A Few of My Favorite Things to Know About the Cody Stampede
I’ve been talking about the Cody Stampede Rodeo so much this year that I think people are avoiding me. The other day as I headed over to the porch at the Irma Hotel I thought I heard someone yell “Code Red” followed by the distinct sound of several pairs of cowboy boots thumping across the wooden deck. As I turned the corner I found an empty table with half-finished beverages.
Not to be deterred, I tucked a few wayward strands of my red hair behind my ear, walked just inside the side door and waited quietly a few moments. Sure enough, a head popped out of one of the retail shops and a voice called out “All clear.”
At that point I made way to the table and joined my friends who had the telltale look of defeat on their faces. For some reason the phrase “The struggle is real” popped into my brain, but I persisted and decided to share my list of eight things people should know about the Cody Stampede as we celebrate its 100th year.
- The Cody Stampede was spearheaded by Buffalo Bill’s friends to honor his legacy after his 1917 death. A local novelist named Caroline Lockhart led a small group of town leaders in creating a general framework for the event.
- The Cody Stampede helped gain publicity for a new road to the East Gate of Yellowstone National Park that started in Cody and is called the Buffalo Bill Scenic Byway today.
- The Cody Stampede Parade is often led by a famous Grand Marshal, and this year’s parade leader is expected to be announced soon.

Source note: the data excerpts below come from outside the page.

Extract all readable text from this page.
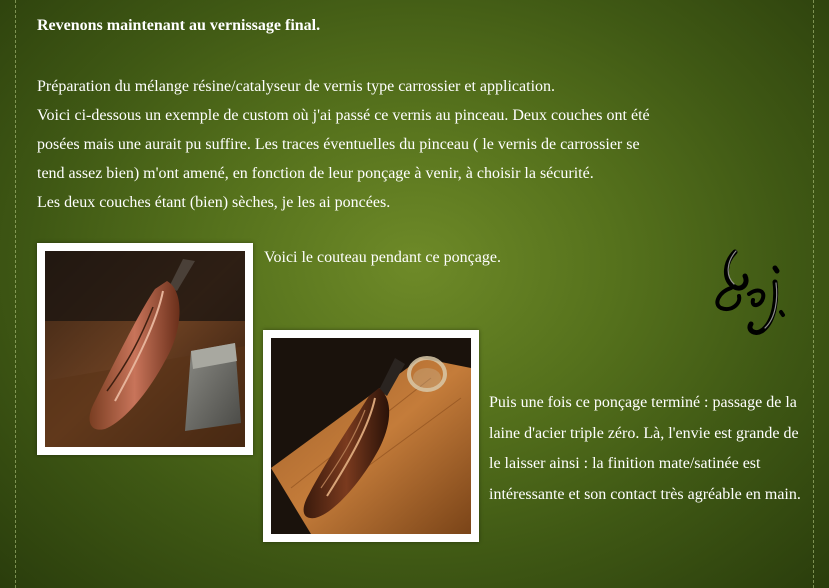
Revenons maintenant au vernissage final.
Préparation du mélange résine/catalyseur de vernis type carrossier et application.
Voici ci-dessous un exemple de custom où j'ai passé ce vernis au pinceau. Deux couches ont été
posées mais une aurait pu suffire. Les traces éventuelles du pinceau ( le vernis de carrossier se
tend assez bien) m'ont amené, en fonction de leur ponçage à venir, à choisir la sécurité.
Les deux couches étant (bien) sèches, je les ai poncées.
Voici le couteau pendant ce ponçage.
Puis une fois ce ponçage terminé : passage de la laine d'acier triple zéro. Là, l'envie est grande de le laisser ainsi : la finition mate/satinée est intéressante et son contact très agréable en main.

Grand Marshals have included Chuck Yeager, Wilford Brimley, John Wayne and “Longmire” actors Robert Taylor and Adam Bartley.
- Rodeo tickets can be purchased online now. General admission tickets are $20 on July 1, 2 and 3, and reserved seating tickets on July 4 are $25.
- More than 800 rodeo contestants will be competing for a purse with more than $400,000.
- The Kiddies Parade – scheduled for Tuesday, July 2 at 10 a.m. – is a favorite event among locals and visitors alike. Parade-goers line Sheridan Avenue to watch the youth of the town proudly perform their way down Sheridan Ave., Cody’s main street.
- There are numerous free or moderately priced events including the three-day Wild West Arts Fest beginning July 2, 38th Annual Runners Stampede on July 4 and three days of parades.
- Out-of-towners have a broad choice of lodging with more than 1,600 rooms, but the region’s hotels, inns, ranches and campgrounds can sell out for the event, and travelers are encouraged to book rooms soon.
Now, was that so difficult? I don’t know why my friends were complaining about yet another lesson from me. They’re probably at home sharing these tidbits with their families and pretending they learned about them through their own research.
That’s okay. I don’t care who gets the credit as long as people gain a better understanding of our rich history and culture here in Cody Yellowstone.